Я (выйдя из машины): Тебя как зовут?

Он: Маркус.

Я: Меня Алексей.

Он: Распространённое среди русских имя.

Я: Ага. У русских вообще мало имён. В школьных классах всегда есть имена, повторяющиеся раза по три-четыре. В Германии с подобным сталкиваешься редко. Это здорово.

Он: Алексей, это что-то греческое, не совсем русское.

Я: Совершенно верно.

Он: Было интересно с тобой поговорить.

Я: Мне с тобой тоже.

По сути дела я болтал один. Словно проповедовал. Завёлся вполоборота. Зато быстро приехали! Два с лишним часа пролетели как четверть часа.

Мелькнула мысль спросить: А я, как, по-твоему, Маркус, съинтегрированный иностранец или же нет?

Но, зная ответ, не стал задавать вопрос.

Неа, Маркус. Ты ошибаешься. Я — нет. Уже 12 лет здесь живу, да и с языком вроде всё как всё в относительном порядке, друзей-приятелей среди немцев — куча, а тем не менее…

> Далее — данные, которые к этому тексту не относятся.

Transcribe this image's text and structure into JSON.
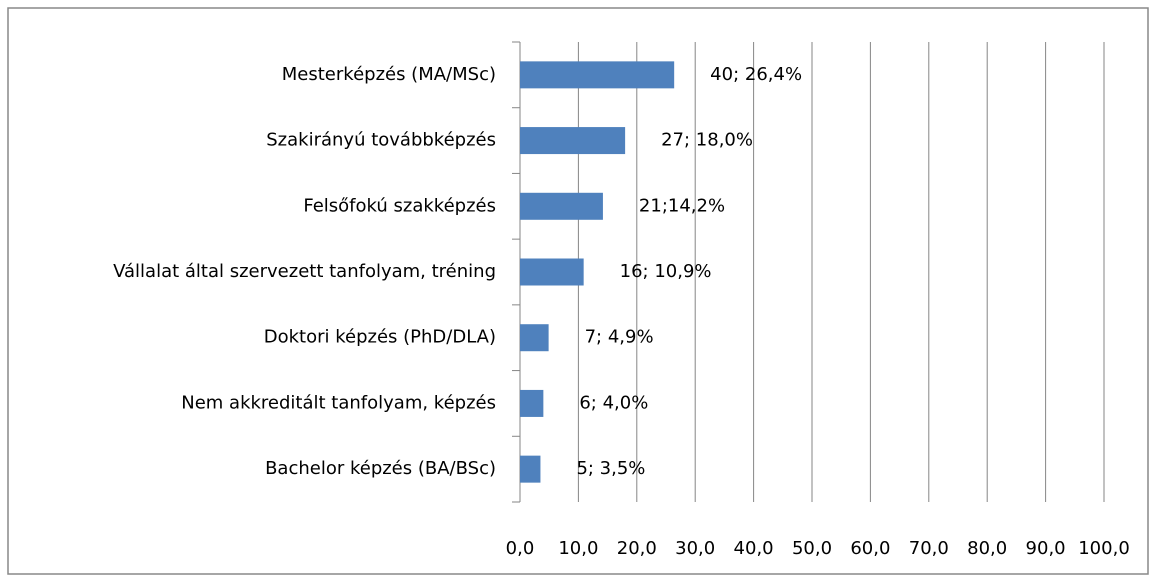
{
  "chart_data": {
    "type": "bar",
    "orientation": "horizontal",
    "categories": [
      "Mesterképzés (MA/MSc)",
      "Szakirányú továbbképzés",
      "Felsőfokú szakképzés",
      "Vállalat által szervezett tanfolyam, tréning",
      "Doktori képzés (PhD/DLA)",
      "Nem akkreditált tanfolyam, képzés",
      "Bachelor képzés (BA/BSc)"
    ],
    "values": [
      26.4,
      18.0,
      14.2,
      10.9,
      4.9,
      4.0,
      3.5
    ],
    "value_labels": [
      "40; 26,4%",
      "27; 18,0%",
      "21;14,2%",
      "16; 10,9%",
      "7; 4,9%",
      "6; 4,0%",
      "5; 3,5%"
    ],
    "color": "#4f81bd",
    "xlim": [
      0,
      100
    ],
    "xticks": [
      {
        "value": 0,
        "label": "0,0"
      },
      {
        "value": 10,
        "label": "10,0"
      },
      {
        "value": 20,
        "label": "20,0"
      },
      {
        "value": 30,
        "label": "30,0"
      },
      {
        "value": 40,
        "label": "40,0"
      },
      {
        "value": 50,
        "label": "50,0"
      },
      {
        "value": 60,
        "label": "60,0"
      },
      {
        "value": 70,
        "label": "70,0"
      },
      {
        "value": 80,
        "label": "80,0"
      },
      {
        "value": 90,
        "label": "90,0"
      },
      {
        "value": 100,
        "label": "100,0"
      }
    ],
    "grid": true
  }
}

Один мой знакомый, встречаясь с проблемами в Германии, каждый раз с намеренно жутким акцентом выдавал: Ай ляйк Джёрмани фери мач![107]

Пишу предыдущую сценку. Стук в дверь. Заглядывает Итальянец:

Алексей, у тебя есть стиральный порошок?

Я: Нет.

Он: У Джарко тоже нет? Не знаешь?

Я: Не знаю.

Итальянец уходит, оставив в моей голове новую транскрипцию имени соседа: Джарко. Надо же?! Царко, Зарко, Чарко, Джарко…

Посмотрел купленную недавно «Кукушку». Десятки совпадений. Самое мощное — молодой врач из больницы — вылитый русский, что был дежурным врачом в тот вечер, когда я поступил в отделение 5.2. Тот же тип лица, та же мимика, те же нелепые усики. Только чуть моложе.

Билли — это, конечно же, Мирко. Двадцати двух лет отроду. Молодой, стеснительный, влюблённый в женский пол. Я постоянно застаю его обнимающимся с девчонками. Они в этих объятиях стоят по четверть часа. Мирко даже к Эльвире неравнодушен. Однажды слышал такое:

Мирко: Эльвира, я в тебя влюблён!

Эльвира: О-о-о! Да ты что!

Мирко: Ich hab' dich so lieb![108] Не знаю почему.

Прочитал на табличке при входе в помещение эрготерапии фамилию мисс Рэтчэд: Кастен-Хайтманн. Кастен — коробка. Хайтманн для меня звучит словно Хэйтман.[109] Вот она откуда, её аллергия на непослушание.